In-laws are the WORST in this case, I do not have yet, however my ex-boyfriend's family would SCREECH at the sight of my birkins.. I mean, volume to 100!!!:pout::cursing::bagslap:
My point to them was I never got in their face about what they buy or perhaps NEEDED TO UPDATE .. SO they need to butt out! lol sorry but this got under my skin
 
I try to keep the price and sight of expensive things private across the board, as far as work is concerned. I dont park my car in front of or near our building ever. And I don't discuss the my private life, including expenditures, vacations, etc with co-workers. My rationale is that I dont ever want them to correlate my salary with me buying what they may feel are frivolous "things."

Obviously, its my money and I can do with it what I please, but better to not have any complications at work whatsoever. And IMO, the best way to guarantee that is to "fly beneath the radar" as much as possible.

I have friends who have gone so far as to purchase a very pedestrian car, as well as their chosen high end car, so that they can drive the regular car to work. The rationale being the same.
 
I once told my colleague how much my H scarf costs (even not a H bag) because she said it is beautiful and we are close. She was purely shocked and every time she saw my scarf, she would like why you need a scarf costs 400 in front of my other colleagues.
Eventually I replied back by why you need a LV bag costs 1000, a 10 dollar bag would work!
LOL! We still chat but we never go out together again!

I probably try not to talk about price to avoid the above situations too.

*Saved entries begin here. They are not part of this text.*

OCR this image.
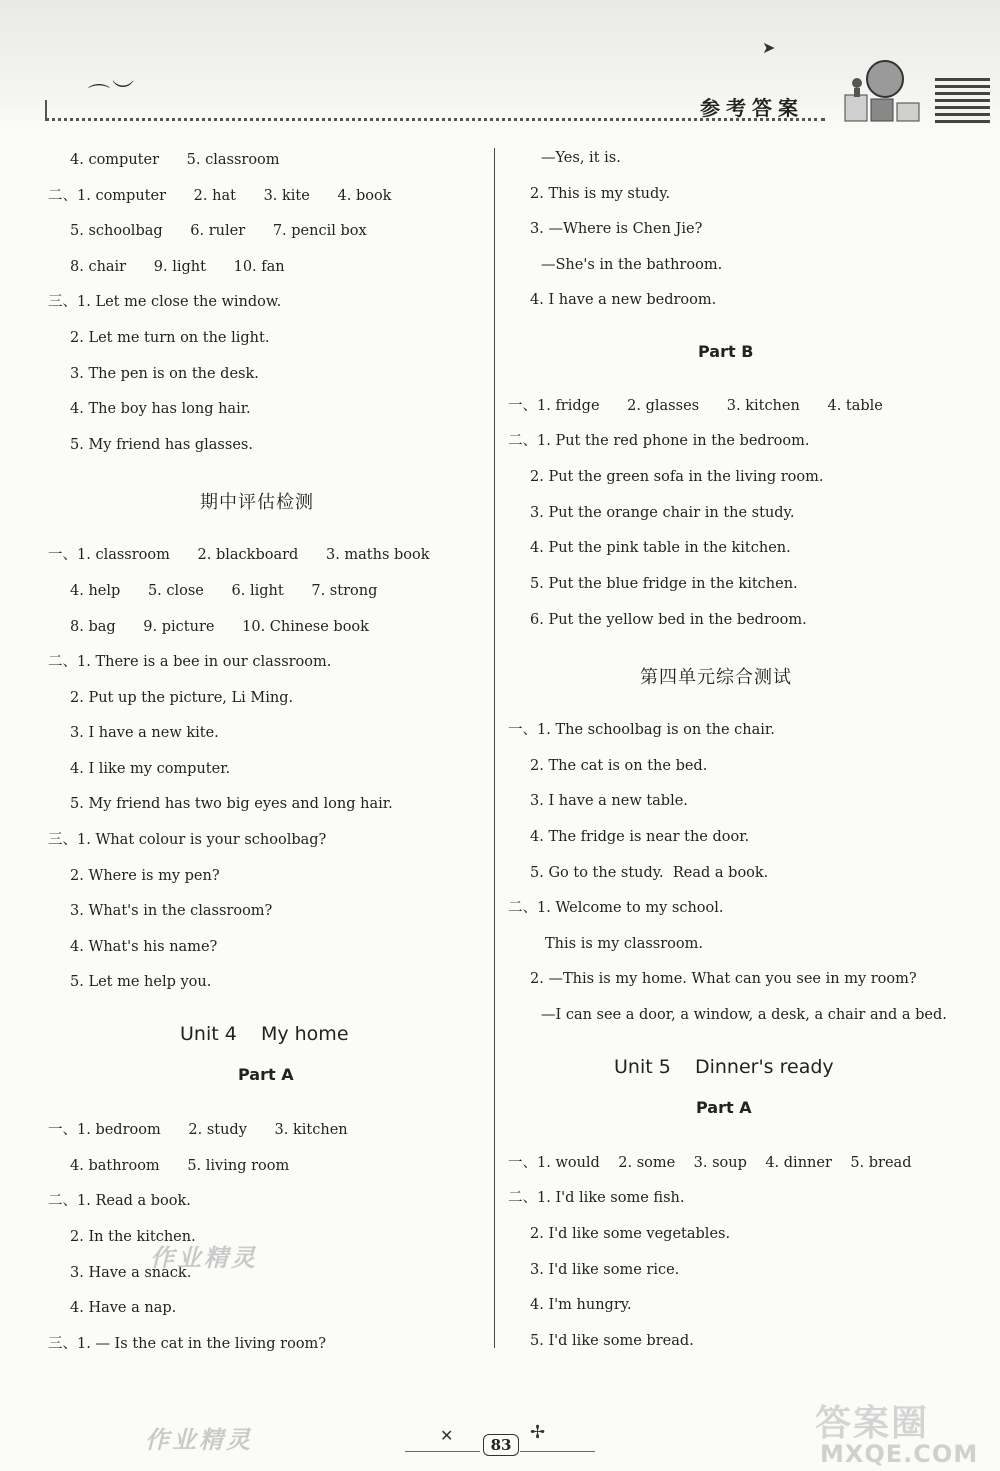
⌒ ︶
➤
参考答案
4. computer      5. classroom
二、1. computer      2. hat      3. kite      4. book
5. schoolbag      6. ruler      7. pencil box
8. chair      9. light      10. fan
三、1. Let me close the window.
2. Let me turn on the light.
3. The pen is on the desk.
4. The boy has long hair.
5. My friend has glasses.
期中评估检测
一、1. classroom      2. blackboard      3. maths book
4. help      5. close      6. light      7. strong
8. bag      9. picture      10. Chinese book
二、1. There is a bee in our classroom.
2. Put up the picture, Li Ming.
3. I have a new kite.
4. I like my computer.
5. My friend has two big eyes and long hair.
三、1. What colour is your schoolbag?
2. Where is my pen?
3. What's in the classroom?
4. What's his name?
5. Let me help you.
Unit 4    My home
Part A
一、1. bedroom      2. study      3. kitchen
4. bathroom      5. living room
二、1. Read a book.
2. In the kitchen.
3. Have a snack.
4. Have a nap.
三、1. — Is the cat in the living room?
—Yes, it is.
2. This is my study.
3. —Where is Chen Jie?
—She's in the bathroom.
4. I have a new bedroom.
Part B
一、1. fridge      2. glasses      3. kitchen      4. table
二、1. Put the red phone in the bedroom.
2. Put the green sofa in the living room.
3. Put the orange chair in the study.
4. Put the pink table in the kitchen.
5. Put the blue fridge in the kitchen.
6. Put the yellow bed in the bedroom.
第四单元综合测试
一、1. The schoolbag is on the chair.
2. The cat is on the bed.
3. I have a new table.
4. The fridge is near the door.
5. Go to the study.  Read a book.
二、1. Welcome to my school.
This is my classroom.
2. —This is my home. What can you see in my room?
—I can see a door, a window, a desk, a chair and a bed.
Unit 5    Dinner's ready
Part A
一、1. would    2. some    3. soup    4. dinner    5. bread
二、1. I'd like some fish.
2. I'd like some vegetables.
3. I'd like some rice.
4. I'm hungry.
5. I'd like some bread.
作业精灵
作业精灵	✕	✢
83
答案圈
MXQE.COM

Because my mouth is a bit off the hook and it would likely get ugly... Good for you mimi123. It always amazes me how people presume to tell others "what they need." lol...
 
For the most part, no one that I know of would know that I carry Hermes items and I don't see it as something I need to tell. Deep down however, the main reason is if something financially bad were to happen (and it has), the attitude of "well, you spent ALL that money on that STUFF, serves you right" will surface. And for the record, it has (not regarding Hermes, but a vacation, a piece of jewelry, home improvements, etc). It has happened to me, my DH, to friends, etc. I sometimes wonder that the majority of people are actually

1) thinking you should NEVER spend money because "you never know"

2) are secretly glad that they can rub the "well, if you hadn't spent the money on THAT, you'd have it now" in your face.

No, I keep all aspects of my finances very close to my heart, VERY close.
 
I would never say what my H costs ,I know if my MIL knew even half the price my bags cost she would have a heart attack,
I feel its my time as when the children were small i never bought anything for myself now they have flowen the nest its my turn.